How Canada’s grading system is ‘robbing’ farmers of value

Tinkering with a system in clear need of an overhaul is like rearranging the deck chairs on the Titanic. In March, the Winnipeg lab of Intertek, a global commodities testing […]
Published on August 24, 2015

Tinkering with a system in clear need of an overhaul is like rearranging the deck chairs on the Titanic.

In March, the Winnipeg lab of Intertek, a global commodities testing firm, received an unusual request. Manitoba farmer Paul Orsak brought in wheat samples from his cash grain operation in Binscarth, just east of the Saskatchewan border. But Orsak didn’t just want the lab to provide him with a Canadian Grain Commission grading certificate. He also wanted Intertek to tell him how his wheat would be graded in the U.S.

The analysis produced two very different results: What Canada considers low-value “feed quality” wheat is considered high-valued “milling quality” in the U.S.—to Orsak, a $500,000 difference for that crop year. To any farm, that can mean the difference between turning a profit and operating at a loss.

Orsak chose, of course, to sell his wheat south of the border. But he wasn’t prepared to simply let the matter rest there. He complained to the head of the Canadian Grain Commission, Elwin Hermanson, arguing this was no one-off. Canada’s grading system is “robbing” Canada’s farmers of “significant value,” Orsak wrote.

In an interview last week, Orsak explained that grain companies are buying Canadian downgraded grain, then able to turn around and sell “the same grain in the U.S. domestic market,” and “pocketing a significant price difference.” Domestic millers are doing something similar: buying milling wheat at less than full value. Both grain companies and millers are complying with the law and can’t be faulted for taking advantage of the difference in treatment. Canada’s antiquated grain grading laws allow this practice, creating significant losses for Canada’s grain farmers.

What is the point of grading? Orsak asks. Buyers — the flours mills and crushing plants — seek specific qualities from the grain, including gluten strength, flour yield and protein. “I don’t care if it’s graded blue cheese,” he said in an interview last week. With no relationship to buyer requirements, grading is an unnecessary step.

Globally, fully 80 per cent of grain trading is done through contracts, where buyers and sellers agree to precise specifications.

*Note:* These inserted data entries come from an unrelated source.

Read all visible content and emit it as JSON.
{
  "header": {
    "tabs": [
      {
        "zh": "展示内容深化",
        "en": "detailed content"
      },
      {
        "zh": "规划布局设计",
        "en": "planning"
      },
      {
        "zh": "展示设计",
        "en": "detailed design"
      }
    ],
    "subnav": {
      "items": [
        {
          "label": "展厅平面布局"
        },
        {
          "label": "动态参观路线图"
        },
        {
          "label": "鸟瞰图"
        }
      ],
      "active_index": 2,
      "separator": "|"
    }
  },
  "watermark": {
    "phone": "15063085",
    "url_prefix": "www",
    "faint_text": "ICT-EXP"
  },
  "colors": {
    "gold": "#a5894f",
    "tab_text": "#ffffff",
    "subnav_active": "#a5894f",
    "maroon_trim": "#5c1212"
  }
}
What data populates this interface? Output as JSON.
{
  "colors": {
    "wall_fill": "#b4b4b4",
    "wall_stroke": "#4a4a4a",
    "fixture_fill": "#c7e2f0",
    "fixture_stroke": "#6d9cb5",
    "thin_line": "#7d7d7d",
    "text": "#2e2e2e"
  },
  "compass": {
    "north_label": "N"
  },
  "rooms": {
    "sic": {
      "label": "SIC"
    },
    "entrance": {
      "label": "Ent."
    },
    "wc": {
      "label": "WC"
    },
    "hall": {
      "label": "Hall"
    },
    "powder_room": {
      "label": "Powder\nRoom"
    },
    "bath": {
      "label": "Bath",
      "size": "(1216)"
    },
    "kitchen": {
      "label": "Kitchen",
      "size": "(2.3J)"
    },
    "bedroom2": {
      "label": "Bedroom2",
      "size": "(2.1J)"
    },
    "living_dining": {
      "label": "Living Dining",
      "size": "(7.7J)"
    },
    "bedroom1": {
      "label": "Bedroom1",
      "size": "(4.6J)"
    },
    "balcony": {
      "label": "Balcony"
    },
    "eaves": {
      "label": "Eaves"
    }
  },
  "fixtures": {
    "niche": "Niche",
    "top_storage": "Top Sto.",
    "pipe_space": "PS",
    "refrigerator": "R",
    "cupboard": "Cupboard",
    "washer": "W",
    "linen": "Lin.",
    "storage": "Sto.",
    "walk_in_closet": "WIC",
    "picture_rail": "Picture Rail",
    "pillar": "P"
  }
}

The archaic Canadian grading system stands virtually alone. Not only is Canada out of step from the international standard, but grading fees cost the average farmer an annual $9,000, without adding a penny to their bottom line.

None of this is new. Twenty years ago, the Canada-U.S. Joint Commission on Grains concluded that Canada’s system was in “urgent” need of change. Commission co-chair, Bill Miner said in a recent interview that while grain grading helped establish Canada’s reputation as a global agriculture leader in the first half of the century, by the 1980s world grain commerce had moved on. Grain contracts now outline the specifics sought by the end buyer. These “don’t necessarily marry with the grade,” which causes additional headaches. Miner, former Assistant Deputy Minister of Agriculture and Chair of the International Wheat Council, says grain grading is “too crude a system,” and is unsuited to 21st Century needs.

Consider gluten strength, for example. Gluten strength (gluten is a protein composite found in wheat) is a crucial measure of how well wheat flour will eventually work as a bread ingredient. Superior gluten strength means that bread dough rises faster and produces better quality loaves. Demanding customers desire high quality in their breads and dinner rolls. To government, last month’s belated change to include gluten strength was heralded as the “modernization” of Canada’s grading system. But buyers and sellers alike have long known how to contract for the protein strength in grains.

The crude, confusing system, at odds with the global wheat trade, could also lead to trade troubles for Canada. In May, the U.S. Wheat Associates and National Association of Wheat Growers jointly called for improvements to Canada’s treatment of U.S. wheat. In a firmly worded letter to Canada’s agriculture and international trade ministers, they noted that U.S. wheat arriving in Canada is automatically downgraded to the lowest grade, regardless of whether it is of high quality or an approved Canadian variety.

They called for an end to this discriminatory treatment, noting that Canadian-grown wheat is treated the same as U.S. wheat in the U.S. market. Canada, they concluded, must “ensure an equitable trading environment for wheat producers and consumers on both sides of our mutual border.”

It’s just one more reason Canada must take a hard look at its outdated grain grading system. Tinkering with a system in clear need of an overhaul is like rearranging the deck chairs on the Titanic. As Orsak might say: What’s the point?